Em frente ao auditório do programa do SBT, Temer afirmou que, sem a aprovação da proposta, os estados não terão como pagar a aposentadoria e que a medida não afeta os mais pobres — o que diverge da opinião de economistas e de movimentos populares.

A postura do emedebista no SBT também fere as normas que regem as campanhas feitas no âmbito da Secretaria de Comunicação da Presidência da República (Secom). De acordo com a legislação, os recursos públicos para comunicação institucional devem ser aplicados em peças de caráter informativo ou educativo.

Até junho de 2017, o governo federal já havia gasto mais de 59 milhões de reais com a campanha publicitária "Previdência: Reformar hoje para garantir o amanhã", cuja verba inicial estava orçada em R$ 13 milhões de reais.

Questionada pelo Brasil de Fato, a Secom esclareceu que já foram gastos R$ 103.606.868,88 em campanhas para a aprovação da Reforma da Previdência. Sobre o montante total a ser gasto, o órgão explicou que a campanha atual ainda está em planejamento.

Acordos midiáticos

As conversas entre o SBT, de propriedade do próprio Silvio Santos, e o governo federal para promoção das reformas trabalhista e da Previdência vêm ocorrendo desde o primeiro semestre do ano passado. 

Em abril de 2017, Temer chegou a jantar com o empresário para tratar do tema.

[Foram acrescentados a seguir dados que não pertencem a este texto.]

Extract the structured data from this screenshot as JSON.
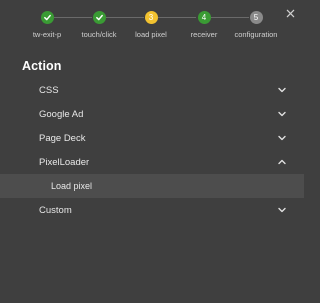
{
  "stepper": {
    "steps": [
      {
        "label": "tw-exit-p",
        "status": "complete",
        "marker": ""
      },
      {
        "label": "touch/click",
        "status": "complete",
        "marker": ""
      },
      {
        "label": "load pixel",
        "status": "current",
        "marker": "3"
      },
      {
        "label": "receiver",
        "status": "pending",
        "marker": "4"
      },
      {
        "label": "configuration",
        "status": "disabled",
        "marker": "5"
      }
    ],
    "colors": {
      "complete": "#3a9b34",
      "current": "#f2c230",
      "pending": "#3a9b34",
      "disabled": "#8a8a8a"
    }
  },
  "header": {
    "close_icon": "close-icon"
  },
  "section": {
    "title": "Action"
  },
  "accordion": {
    "items": [
      {
        "label": "CSS",
        "expanded": false
      },
      {
        "label": "Google Ad",
        "expanded": false
      },
      {
        "label": "Page Deck",
        "expanded": false
      },
      {
        "label": "PixelLoader",
        "expanded": true,
        "children": [
          {
            "label": "Load pixel"
          }
        ]
      },
      {
        "label": "Custom",
        "expanded": false
      }
    ]
  }
}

Logo após o encontro, o canal passou a exibir vídeos próprios favoráveis à então Proposta de Emenda Constitucional (PEC) 287, que alterava as regras da aposentadoria. 

O Ministério Público do Trabalho chegou a emitir, em julho do ano passado, um Termo de Compromisso de Ajustamento de Conduta (TAC) para que o SBT suspendesse as propagandas enviesadas sobre a aprovação da Reforma da Previdência. Os vídeos traziam frases como: “Você sabe que se não for feita a reforma trabalhista, você pode deixar de receber o seu salário?”. Caso a emissora descumprisse o acordo, deveria pagar R$ 10 mil por vídeo veiculado. 

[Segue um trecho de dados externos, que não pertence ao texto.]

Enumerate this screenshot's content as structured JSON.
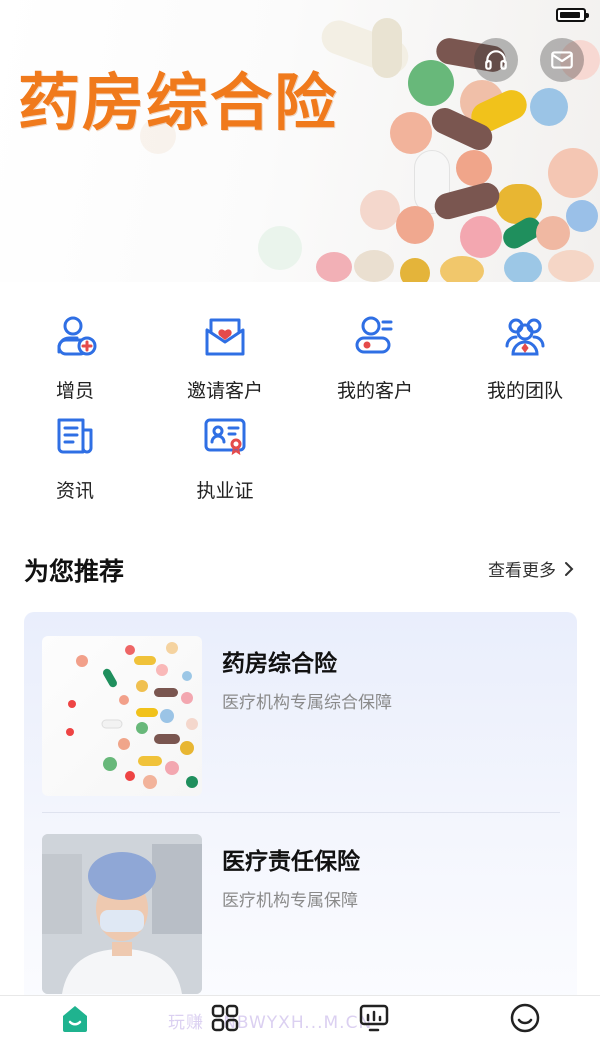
{
  "banner": {
    "title": "药房综合险",
    "headset_icon": "headset-icon",
    "mail_icon": "mail-icon"
  },
  "quick_menu": [
    {
      "label": "增员",
      "icon": "add-user-icon"
    },
    {
      "label": "邀请客户",
      "icon": "invite-envelope-icon"
    },
    {
      "label": "我的客户",
      "icon": "customer-card-icon"
    },
    {
      "label": "我的团队",
      "icon": "team-icon"
    },
    {
      "label": "资讯",
      "icon": "news-icon"
    },
    {
      "label": "执业证",
      "icon": "license-icon"
    }
  ],
  "recommend": {
    "title": "为您推荐",
    "more_label": "查看更多",
    "products": [
      {
        "name": "药房综合险",
        "desc": "医疗机构专属综合保障"
      },
      {
        "name": "医疗责任保险",
        "desc": "医疗机构专属保障"
      }
    ]
  },
  "bottom_nav": {
    "items": [
      "home-icon",
      "apps-grid-icon",
      "monitor-chart-icon",
      "smile-profile-icon"
    ],
    "watermark": "玩赚 · NBWYXH...M.CN"
  },
  "colors": {
    "accent_blue": "#2f6fe4",
    "banner_orange": "#f07a1c",
    "nav_green": "#1fb38f"
  }
}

Para Mielli, a ofensiva do governo, que poderia ser caracterizada como abuso de poder, não tem precedentes na história recente do país: "Eu não me recordo de um presidente da República ou ministros participarem de um programa de auditório para divulgar uma proposta política do governo. Tivemos presidentes em bancadas de jornais, entrevistados por veículos de comunicação — isso é comum. Mas em programas de auditório, do jeito que foi essa captação do Temer no programa do Silvio Santos, eu arrisco dizer que foi a única."

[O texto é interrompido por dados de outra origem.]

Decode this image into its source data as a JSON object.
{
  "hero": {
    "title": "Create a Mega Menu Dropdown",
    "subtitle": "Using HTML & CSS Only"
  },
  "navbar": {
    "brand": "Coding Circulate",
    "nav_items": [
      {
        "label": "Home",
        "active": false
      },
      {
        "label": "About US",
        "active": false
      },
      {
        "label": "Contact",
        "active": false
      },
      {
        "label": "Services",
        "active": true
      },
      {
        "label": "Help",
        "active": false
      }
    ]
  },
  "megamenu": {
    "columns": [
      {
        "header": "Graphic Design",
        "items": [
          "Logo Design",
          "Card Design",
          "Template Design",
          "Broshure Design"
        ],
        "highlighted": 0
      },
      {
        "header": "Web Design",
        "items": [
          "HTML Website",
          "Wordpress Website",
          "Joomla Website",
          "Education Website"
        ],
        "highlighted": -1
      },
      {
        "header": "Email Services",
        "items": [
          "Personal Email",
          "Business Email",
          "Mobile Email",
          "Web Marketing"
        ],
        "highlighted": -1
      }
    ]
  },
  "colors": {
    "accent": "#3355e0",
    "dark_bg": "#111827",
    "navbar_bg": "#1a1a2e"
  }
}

A jornalista afirma ainda que o encontro de Temer no SBT evidencia que as empresas privadas de comunicação  estão a serviço da política do atual governo de "maneira totalmente incondicional".

Já Veridiana Alimonti questiona se a participação de Temer no programa de Silvio Santos poderia ser caracterizada como uma propaganda travestida de entrevista jornalística. 

"A questão que já se conversa há algum tempo é a própria consideração do que é publicidade, até porque a legislação de radiodifusão tem um limite geral, segundo o qual, a publicidade não poderia passar de 25% da programação. Tem que se verificar se essa participação de Temer no programa se enquadra ou repete as mesmas preocupações, até pelo formato e pela falta de questionamento, se ela se enquadra nas mesmas preocupações que levaram a firmar o TAC", diz.

A proposta de reforma da Previdência deve entrar na pauta do Congresso Nacional na próxima semana, a primeira após o recesso parlamentar. Nesta segunda-feira (29), Temer repete a participação no SBT e vai participar do Programa do Ratinho.